Ein Wochenende in Nürnberg

Zwischen Eisenbahnen, Rostbratwürsten, Mittelaltergassen und tierischen Highlights

Manche Wochenenden fühlen sich größer an als drei Tage.


Unseres in Nürnberg war genau so eines: voller Staunen, Lachen, kleiner Überraschungen – und dieser besonderen Mischung aus Geschichte, Zukunft und ganz viel Platz für Kinder, einfach Kind zu sein.

 

Sightseeing mit Eispausen.

 

Und genau so fühlt sich dieses Wochenende am Ende an:
entspannt, abwechslungsreich und überraschend familienfreundlich.


Freitag – Technik, Entdecken und echter Nürnberger Genuss zum Start

Ankommen in Nürnberg

Kaum angekommen, wussten wir: Nürnberg ist perfekt für Familien. Unser erster Stopp war das DB Museum. Im selben Gebäude befindet sich das Museum für Kommunikation. Zwei spannende Orte, ein Dach, aber jedes hat seinen eigenen Zauber.

Große Züge, große Augen – das DB Museum begeistert Kinder und Erwachsene

Im DB Museum geht es um Lokomotiven, Technik und Staunen. Wir standen vor riesigen Zügen, die man anfassen konnte. Die Kinder durften im Kinderland Kibala in einem Mini-Zügle mitfahren, Uniformen ausprobieren und die großen Züge von ganz nah bestaunen. 

Mehr zum DB Museum hier

Zügle fahren, entdecken, staunen – das Kinderland Kibala lässt kleine Eisenbahnfans jubeln


Im selben Gebäude befindet sich das Museum für Kommunikation. Hier probierten wir alte Telefone, Rohrpost, Feder schreiben, historische Handys und schauten, wie Schriften früher aussahen. Die Kinder fanden es toll, Nachrichten durch die Rohrpost zu schicken, während wir Erwachsenen über die alten Geräte staunten.

Hier geht es zum Museum für Kommunikation Bericht

Briefe schreiben und verschicken anno dazumals


Hungrig geworden, machten wir einen Abstecher ins Zum Gulden Stern, dem ältesten Rostbratwurstrestaurant der Welt.

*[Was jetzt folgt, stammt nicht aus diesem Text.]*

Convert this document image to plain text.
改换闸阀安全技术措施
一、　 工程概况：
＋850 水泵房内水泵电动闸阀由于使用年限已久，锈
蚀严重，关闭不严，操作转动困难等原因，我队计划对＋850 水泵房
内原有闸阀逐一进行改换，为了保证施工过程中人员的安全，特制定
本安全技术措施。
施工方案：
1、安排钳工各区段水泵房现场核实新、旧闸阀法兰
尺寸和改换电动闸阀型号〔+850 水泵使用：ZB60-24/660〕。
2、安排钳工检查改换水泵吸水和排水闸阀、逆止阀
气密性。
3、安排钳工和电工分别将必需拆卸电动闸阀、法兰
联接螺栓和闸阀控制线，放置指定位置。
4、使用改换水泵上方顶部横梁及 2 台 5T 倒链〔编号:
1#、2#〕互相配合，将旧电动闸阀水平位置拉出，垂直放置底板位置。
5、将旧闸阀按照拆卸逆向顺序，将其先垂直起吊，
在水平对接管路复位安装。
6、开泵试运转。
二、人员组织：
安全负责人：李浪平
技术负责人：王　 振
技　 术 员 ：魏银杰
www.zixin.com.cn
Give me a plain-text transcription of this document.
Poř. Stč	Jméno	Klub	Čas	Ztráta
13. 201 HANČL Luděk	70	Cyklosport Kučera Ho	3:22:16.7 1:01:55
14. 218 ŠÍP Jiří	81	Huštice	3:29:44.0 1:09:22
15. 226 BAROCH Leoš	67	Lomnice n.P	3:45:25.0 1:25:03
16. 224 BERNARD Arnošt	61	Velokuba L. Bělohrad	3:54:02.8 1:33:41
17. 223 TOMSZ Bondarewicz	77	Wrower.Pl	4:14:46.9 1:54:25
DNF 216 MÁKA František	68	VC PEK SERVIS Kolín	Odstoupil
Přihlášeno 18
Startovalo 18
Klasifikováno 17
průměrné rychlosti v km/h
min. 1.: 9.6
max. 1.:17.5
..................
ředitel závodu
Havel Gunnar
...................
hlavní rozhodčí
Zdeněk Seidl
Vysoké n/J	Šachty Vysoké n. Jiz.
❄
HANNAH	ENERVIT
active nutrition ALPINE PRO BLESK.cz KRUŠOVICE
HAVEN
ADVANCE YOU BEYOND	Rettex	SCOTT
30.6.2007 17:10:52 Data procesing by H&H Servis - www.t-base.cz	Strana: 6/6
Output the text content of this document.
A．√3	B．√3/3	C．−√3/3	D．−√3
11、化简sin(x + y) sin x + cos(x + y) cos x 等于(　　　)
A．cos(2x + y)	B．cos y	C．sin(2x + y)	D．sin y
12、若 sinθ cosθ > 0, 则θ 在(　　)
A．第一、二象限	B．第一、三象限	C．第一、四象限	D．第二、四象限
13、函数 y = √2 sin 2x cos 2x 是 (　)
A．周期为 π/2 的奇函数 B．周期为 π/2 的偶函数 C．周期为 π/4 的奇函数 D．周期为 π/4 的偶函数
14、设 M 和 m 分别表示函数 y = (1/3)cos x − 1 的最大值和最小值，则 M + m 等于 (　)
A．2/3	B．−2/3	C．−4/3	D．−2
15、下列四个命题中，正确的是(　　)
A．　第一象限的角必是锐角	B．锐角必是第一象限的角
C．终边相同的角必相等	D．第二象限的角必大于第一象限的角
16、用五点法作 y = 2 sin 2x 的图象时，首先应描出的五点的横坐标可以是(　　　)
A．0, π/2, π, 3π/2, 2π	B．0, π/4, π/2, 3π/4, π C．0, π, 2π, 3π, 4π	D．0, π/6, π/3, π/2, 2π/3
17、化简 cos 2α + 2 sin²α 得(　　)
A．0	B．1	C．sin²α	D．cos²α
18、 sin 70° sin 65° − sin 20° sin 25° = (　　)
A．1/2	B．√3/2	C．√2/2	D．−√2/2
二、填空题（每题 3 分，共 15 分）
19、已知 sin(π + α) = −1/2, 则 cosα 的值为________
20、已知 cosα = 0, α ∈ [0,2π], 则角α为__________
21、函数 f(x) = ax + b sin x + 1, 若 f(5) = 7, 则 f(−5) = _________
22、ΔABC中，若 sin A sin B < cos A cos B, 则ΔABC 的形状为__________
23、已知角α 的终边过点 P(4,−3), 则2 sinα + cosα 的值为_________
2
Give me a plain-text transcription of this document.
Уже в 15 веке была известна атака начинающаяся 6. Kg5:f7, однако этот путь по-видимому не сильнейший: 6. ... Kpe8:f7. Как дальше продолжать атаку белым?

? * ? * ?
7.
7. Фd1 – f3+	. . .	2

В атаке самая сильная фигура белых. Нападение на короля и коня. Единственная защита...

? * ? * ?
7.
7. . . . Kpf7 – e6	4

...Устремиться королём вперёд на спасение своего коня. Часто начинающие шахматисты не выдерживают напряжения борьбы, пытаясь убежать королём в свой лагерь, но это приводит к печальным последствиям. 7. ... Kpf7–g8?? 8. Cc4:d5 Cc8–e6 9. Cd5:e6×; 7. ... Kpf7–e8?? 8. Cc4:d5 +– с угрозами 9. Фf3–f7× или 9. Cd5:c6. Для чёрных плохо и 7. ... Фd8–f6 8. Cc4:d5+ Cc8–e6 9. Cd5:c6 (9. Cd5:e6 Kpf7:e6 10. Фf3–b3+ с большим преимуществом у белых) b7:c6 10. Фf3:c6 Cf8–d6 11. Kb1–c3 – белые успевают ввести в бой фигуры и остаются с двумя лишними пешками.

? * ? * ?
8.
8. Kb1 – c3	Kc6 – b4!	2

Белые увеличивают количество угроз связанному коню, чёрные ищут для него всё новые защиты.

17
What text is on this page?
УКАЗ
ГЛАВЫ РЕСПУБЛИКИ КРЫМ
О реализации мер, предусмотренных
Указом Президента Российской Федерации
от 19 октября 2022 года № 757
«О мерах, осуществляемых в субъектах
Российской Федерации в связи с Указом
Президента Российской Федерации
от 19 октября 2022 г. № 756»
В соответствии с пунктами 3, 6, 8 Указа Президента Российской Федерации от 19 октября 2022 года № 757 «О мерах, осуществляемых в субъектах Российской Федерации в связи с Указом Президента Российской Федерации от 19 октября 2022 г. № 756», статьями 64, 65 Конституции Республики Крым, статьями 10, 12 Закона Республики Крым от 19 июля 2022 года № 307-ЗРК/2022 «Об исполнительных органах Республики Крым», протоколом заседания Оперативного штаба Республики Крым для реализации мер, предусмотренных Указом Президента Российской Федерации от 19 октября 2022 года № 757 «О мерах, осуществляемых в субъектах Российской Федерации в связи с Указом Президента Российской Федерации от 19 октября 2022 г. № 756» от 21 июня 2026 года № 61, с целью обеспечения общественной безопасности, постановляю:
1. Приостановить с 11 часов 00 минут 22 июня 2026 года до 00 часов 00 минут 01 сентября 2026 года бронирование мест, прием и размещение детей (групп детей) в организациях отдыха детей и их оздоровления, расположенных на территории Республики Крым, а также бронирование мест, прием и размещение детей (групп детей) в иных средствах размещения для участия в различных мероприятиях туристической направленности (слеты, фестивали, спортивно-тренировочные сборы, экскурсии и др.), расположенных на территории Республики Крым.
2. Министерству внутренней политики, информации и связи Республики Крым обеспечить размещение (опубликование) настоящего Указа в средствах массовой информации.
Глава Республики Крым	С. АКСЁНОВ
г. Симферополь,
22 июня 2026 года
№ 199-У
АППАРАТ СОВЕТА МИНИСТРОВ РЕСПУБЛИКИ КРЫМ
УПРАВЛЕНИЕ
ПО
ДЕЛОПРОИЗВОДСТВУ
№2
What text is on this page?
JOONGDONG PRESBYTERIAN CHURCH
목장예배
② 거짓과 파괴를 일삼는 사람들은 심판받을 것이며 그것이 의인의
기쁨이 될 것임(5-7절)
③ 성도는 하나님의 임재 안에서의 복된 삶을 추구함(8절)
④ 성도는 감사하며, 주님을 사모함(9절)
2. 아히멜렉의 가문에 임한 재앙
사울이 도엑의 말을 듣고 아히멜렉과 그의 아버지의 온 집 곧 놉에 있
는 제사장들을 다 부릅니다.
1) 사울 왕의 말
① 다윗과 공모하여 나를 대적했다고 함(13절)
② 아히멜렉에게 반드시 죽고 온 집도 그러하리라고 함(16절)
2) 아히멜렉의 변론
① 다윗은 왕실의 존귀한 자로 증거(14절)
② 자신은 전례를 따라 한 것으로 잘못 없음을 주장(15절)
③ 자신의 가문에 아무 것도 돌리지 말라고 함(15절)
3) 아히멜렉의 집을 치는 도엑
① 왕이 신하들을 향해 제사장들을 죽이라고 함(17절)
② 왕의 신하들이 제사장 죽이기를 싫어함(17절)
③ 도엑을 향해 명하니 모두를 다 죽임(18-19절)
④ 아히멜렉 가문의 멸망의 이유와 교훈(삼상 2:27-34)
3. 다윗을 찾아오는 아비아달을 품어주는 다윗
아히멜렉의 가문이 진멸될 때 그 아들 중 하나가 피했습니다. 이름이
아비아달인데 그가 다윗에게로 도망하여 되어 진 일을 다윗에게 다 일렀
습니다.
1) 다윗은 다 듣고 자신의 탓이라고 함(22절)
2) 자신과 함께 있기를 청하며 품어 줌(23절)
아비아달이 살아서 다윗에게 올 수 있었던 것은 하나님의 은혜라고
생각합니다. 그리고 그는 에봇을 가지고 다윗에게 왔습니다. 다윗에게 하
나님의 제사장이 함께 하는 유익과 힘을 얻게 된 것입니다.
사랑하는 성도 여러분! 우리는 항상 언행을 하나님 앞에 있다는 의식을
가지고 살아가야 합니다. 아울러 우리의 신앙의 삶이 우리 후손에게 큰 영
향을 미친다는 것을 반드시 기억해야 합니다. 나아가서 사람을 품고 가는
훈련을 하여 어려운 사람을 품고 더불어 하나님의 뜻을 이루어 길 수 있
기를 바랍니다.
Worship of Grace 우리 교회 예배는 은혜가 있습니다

Hier schmecken die klassischen Nürnberger Rostbratwürste wie ein Stück Geschichte – einfach köstlich!

Mehr zum Zum Gulden Stern


Übernachtet haben wir im B&B Hotel, praktisch und zentral gelegen, mit der U-Bahn direkt vor der Tür, sodass wir am nächsten Morgen gleich losziehen konnten.


Samstag – Stadt, Burg und ein bisschen Zukunft

Der Samstag begann voller Vorfreude. Unser Kind war kaum aus dem Bett zu bekommen, so aufgeregt war es, die Stadt zu erkunden. Wir wollten den Tag langsam angehen, damit es zwischendurch spielen, rennen und entdecken konnte.

Spaziergang entlang der Stadtmauer

Spielspaß mitten in der Stadt

Der Tag startete auf dem Spielplatz Stadt. Unser Kind rutschte, kletterte und tobte nach Herzenslust, während wir auf einer Bank saßen und alles beobachteten. Kleine Abenteuer wie Schaukeln, Rutschen und Balancieren waren genau das Richtige, um Energie loszuwerden.

Hier geht's zum Spielplatz-Bericht


Nach dem Spielplatz machten wir einen ruhigen Spaziergang entlang der Stadtmauer. Unser Kind lief voraus, schaute neugierig hinter jeden Turm und durch jede Lücke. Der Henkersgraben wirkte für uns wie ein kleines Abenteuerreich, in dem unser Kind Geschichten erfand, während wir Erwachsenen die historischen Mauern bewunderten.

Spaziergang entlang der historischen Stadtmauer und über die Henkersbrücke


Gut gestärkt ging es weiter ins Zukunftsmuseum. Unser Kind war fasziniert von den Mitmachstationen, die alles anfassen und ausprobieren lassen. Besonders spannend war der sprechende Roboter – kurz ein bisschen unheimlich, dann ein riesiger Spaß. Wir Erwachsenen fanden es toll, wie Technik und Wissenschaft hier spielerisch vermittelt werden.

Mehr zum Zukunftsmuseum

Zukunft zum Anfassen - Roboter, Experimente und Technik zum Anfassen

Danach erklommen wir die Kaiserburg. Oben angekommen hielten wir inne, bewunderten den Blick über die Stadt und fühlten uns wie kleine Entdecker auf großer Mission.

Oben auf der Burg - ein Moment zum Staunen und Durchatmen

Am Abend ging es in ein australisches Restaurant. Locker, gemütlich und spannend. Die Kinder fanden das Probieren der ungewöhnlichen Gerichte aufregend, für uns Erwachsene war es ein witziger Abschluss des Tages.

Hier geht's zum australischen Restaurant

Gemütlich essen, gemeinsam lachen - ein entspannter Abend für uns alle


🌳 Sonntag – Spielplatzspaß & Tierische Highlights

Am Sonntag starteten wir auf einem Spielplatz im Park, einem echten Paradies für Kinder. Das Gelände ist riesig und bietet gleich zwei tolle Spielplätze auf einer Fläche. Die Kinder konnten rennen, klettern, rutschen und über die Klettergerüste springen, während wir Erwachsenen entspannt auf den Bänken zusahen. Besonders beliebt war der Pumptrail, auf dem die Kinder mit Laufrädern und Scootern durch kleine Wellen und Kurven sausten – ein riesiger Spaß, der Energie und Lachen gleichzeitig brachte. Hier starteten wir den Tag voller Abenteuer, bevor es in den Tiergarten Nürnberg ging.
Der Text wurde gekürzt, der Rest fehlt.